Lady Charlotte Finch had a brainwave. Marooned in Buckingham House, before it became a palace, the governess supervised a dozen royal heirs, her brood ranging from nappies to pimples. This was 1760, the original home schooling, as Lady Cha (her fond nickname) enabled future monarchs to read and write.
Grasp geography too, thanks to a map fetched from the stationery cupboard. “See the pink bits? Your daddy – King George III – owns them.” Though the children were quick to yawn, as any home teacher will vouch. Owning America was spiffing, but what’s the point if you’re trapped inside all day? So Lady Cha grabbed the scissors.
David Astle knows the importance of puzzles as diversions in difficult times.Credit:Jo Gay
Africa, Asia, even the Arctic – nothing was spared her blades. The governess snipped the five oceans. She split the Indies, made a royal mess of Patagonia. She called the exercise Dissected Maps, jumbling the world into a blizzard for the princelings to fix.
Since then, jigsaws have been a staple of indoor life. If home-baked sourdough is not the lockdown totem, then jigsaws run close, a logo above the ribboned slogan: “You’re on mute.” There’s something satisfying about deriving order (and Swiss chalets) out of chaos, for want of an equivalent transition in public life.
Lady Cha’s confetti, of course, has evolved into the tracery of factory lasers, reducing a boulevard to 500 pieces – or 499 in the case of pre-loved sets. Technical terms apply to the smithereens too, from the sticky-out bits (or tabs) and their corresponding indentations, or blanks.
Hobbyists favour other labels for the tab-blank marriage. Some I’ll leave to your one-track mind, while cuter couplings include innie-outie, loop-pocket, key-locket, bump-socket plus the carpentry motif of interjambs. Yet there remains a nagging gap in the picture, namely an agreed identifier for the jigsaw solver.
Despite my research, I failed to find a consensus term for the soul attempting to restore an autumnal oak from a boxful of cardboard scree. What do we call this person, aside from the cumbersome jigsaw solver? Or plain old jigawer. On Twitter, I consulted the crowd.
Suggestions ranged from puzzler to jigseer, from interlocker to matchmaker, from dissectologist to shape-shifter, from tessellator to piecemaker. Dave Williams, a UK crossworder, floated cartomosaicist, while Izzy Tolhurst fashioned the portmanteau of sawlver. Fittingly, nothing clicked. The gap persisted. What do we call someone devoted to rebuilding Van Gogh’s Sunflowers, the azure domes of Santorini?
Single, tweeted Dean Mayer, and cyberspace chuckled. But I protest. As much as I loved the quip, I know there’s a jigsaw-doer in all of us, whether we traffic in knobs and sockets, or tackle kindred problems.
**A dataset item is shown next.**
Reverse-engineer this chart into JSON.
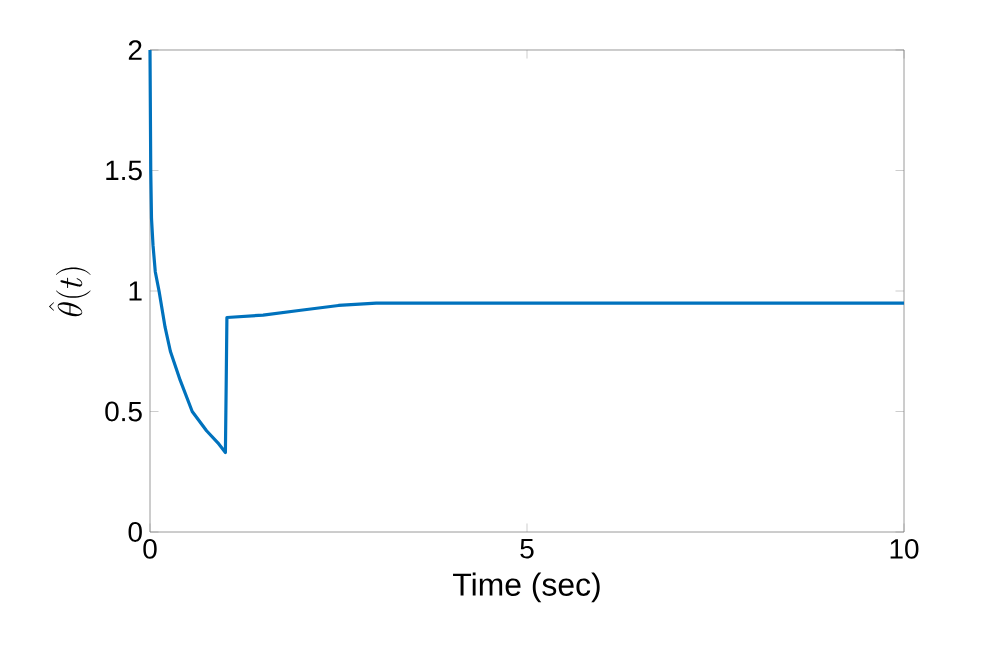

Daily we pick up the pieces, determined to salvage wonder from the pandemonium.
What is the word for a jigsaw puzzler like Jasmine Webb, asks David Astle?
As language users, that battle never rests. Every waking hour we rummage the brainbox for the right piece in the right position, even when that word’s not there. Such a gap plagued TV writer Adam Zwar recently, when he shared online: “I’ve lost the energy to be angry about everything.”
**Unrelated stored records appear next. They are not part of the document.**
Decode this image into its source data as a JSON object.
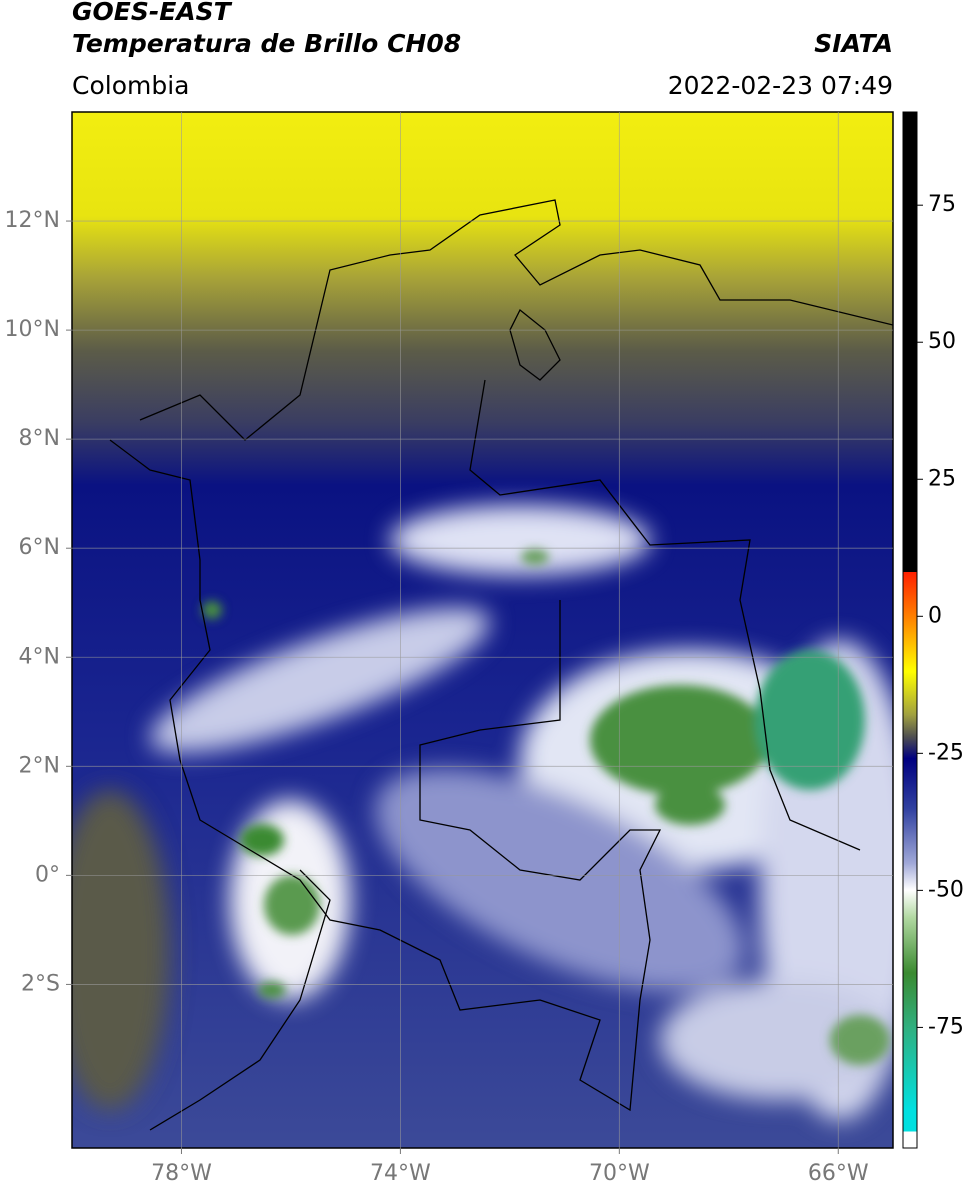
{
  "header": {
    "title": "GOES-EAST",
    "subtitle": "Temperatura de Brillo CH08",
    "region": "Colombia",
    "source": "SIATA",
    "timestamp": "2022-02-23 07:49"
  },
  "map": {
    "xlim": [
      -80,
      -65
    ],
    "ylim": [
      -5,
      14
    ],
    "xticks": [
      {
        "value": -78,
        "label": "78°W"
      },
      {
        "value": -74,
        "label": "74°W"
      },
      {
        "value": -70,
        "label": "70°W"
      },
      {
        "value": -66,
        "label": "66°W"
      }
    ],
    "yticks": [
      {
        "value": 12,
        "label": "12°N"
      },
      {
        "value": 10,
        "label": "10°N"
      },
      {
        "value": 8,
        "label": "8°N"
      },
      {
        "value": 6,
        "label": "6°N"
      },
      {
        "value": 4,
        "label": "4°N"
      },
      {
        "value": 2,
        "label": "2°N"
      },
      {
        "value": 0,
        "label": "0°"
      },
      {
        "value": -2,
        "label": "2°S"
      }
    ],
    "grid": true
  },
  "colorbar": {
    "lim": [
      -97,
      92
    ],
    "ticks": [
      75,
      50,
      25,
      0,
      -25,
      -50,
      -75
    ]
  }
}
Was there a word for that? Was it reachable or did it need inventing? Again the crowd, like jigsaw kibitzers, offered pieces of their minds. Lexicographers, feel free to snaffle melancaholic (from Graham Kidd) or lethangry (Rupert Morrish), disenraged or vexhausted. Though the anointed neologism was exhaustipated, being too tired to give a shit.
Lady Charlotte Finch may well roll her eyes, but she hasn’t lived the bedlam of the last 18 months. Mind you, for a woman of refinement to reduce the world to ticker tape, I’d say she has the wherewithal to see the full picture.